To właśnie na tego rodzaju grach dorastało wielu graczy na całym świecie. Co jednak sprawia, że Pawarumi jest grą wyjątkową? Tego dowiecie się z naszej recenzji!

Pawarumi jest to produkcja od Manufacture 43, w której to wcielimy się w Axo, czyli pilota legendarnego statku Chukaru. Oczywiście, jak na ten gatunek gry przystało, przyjdzie nam stawić czoła wrogim oddziałom oraz ich najsilniejszym ogniwom, czyli bossom.

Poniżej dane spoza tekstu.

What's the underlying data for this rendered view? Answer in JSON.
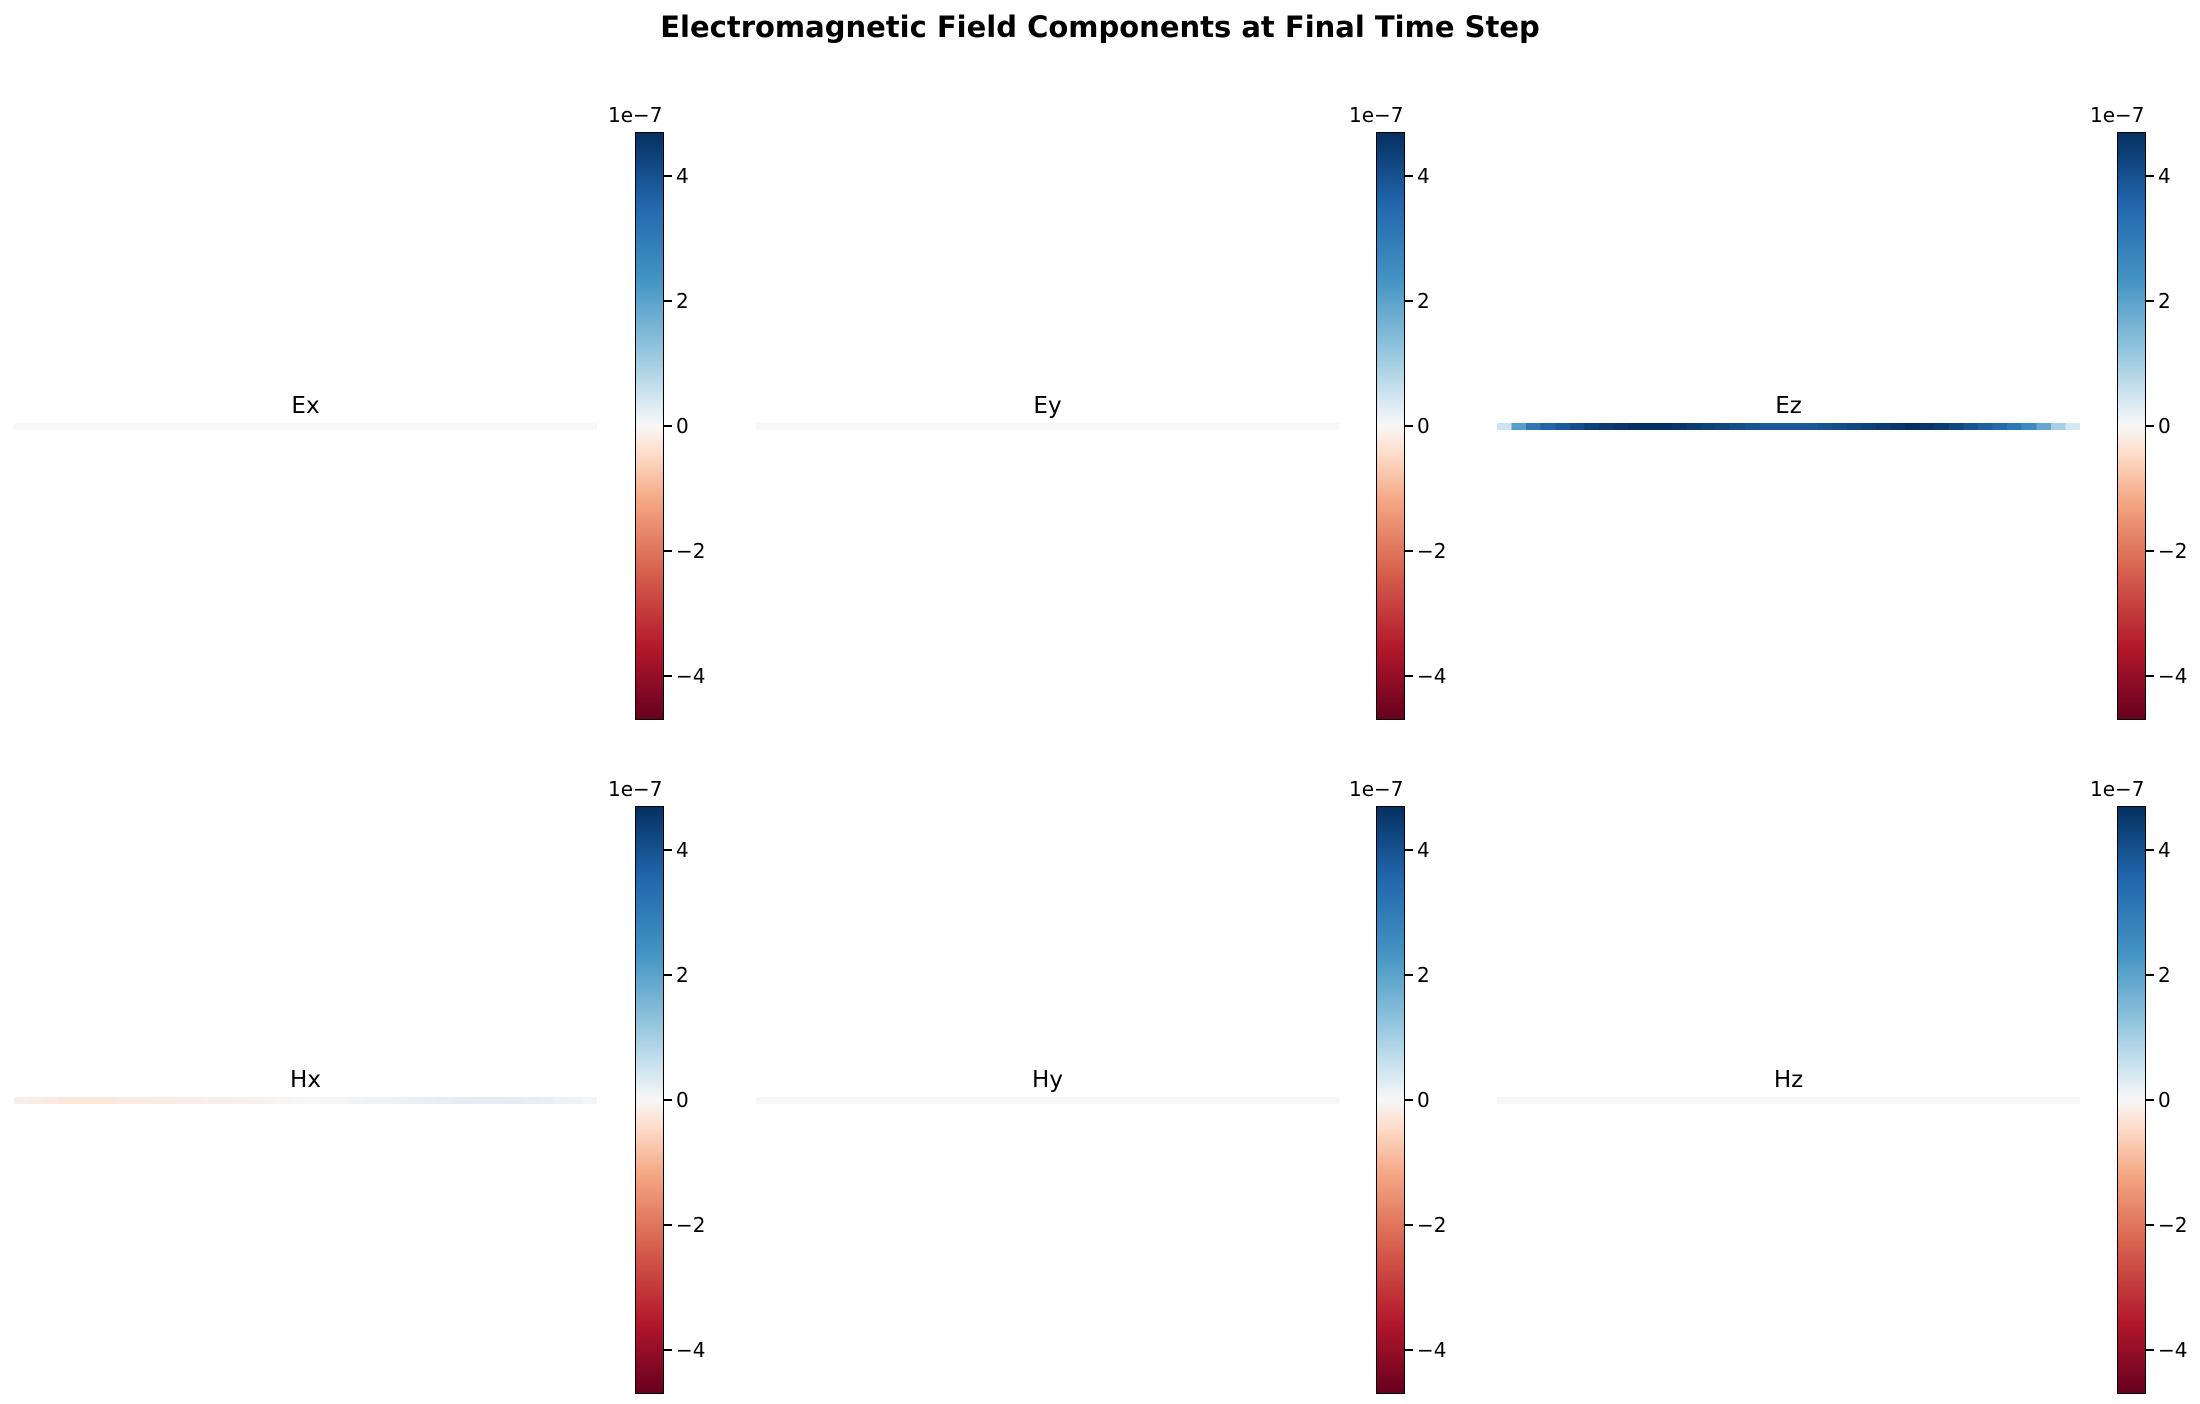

Gra jest ujęta w standardowe ramy 2D, a raczej 2,5D. Od czasu do czasu będziemy mogli spojrzeć na rozgrywkę z nieco innej perspektywy, głownie we wstępach do coraz to wyższych etapów rozgrywki. Tych co prawda nie ma dużo, bo jest ich zaledwie… pięć. Pod tym względem mogło być już nieco lepiej. Jednak nie oznacza to, że zabawa skończy się po chwili. Twórcy przygotowali dla graczy trzy poziomy trudności. Im cięższy wybierzemy, tym więcej wrogich jednostek stanie na naszej drodze oraz stoczymy więcej finałowych, decydujących pojedynków.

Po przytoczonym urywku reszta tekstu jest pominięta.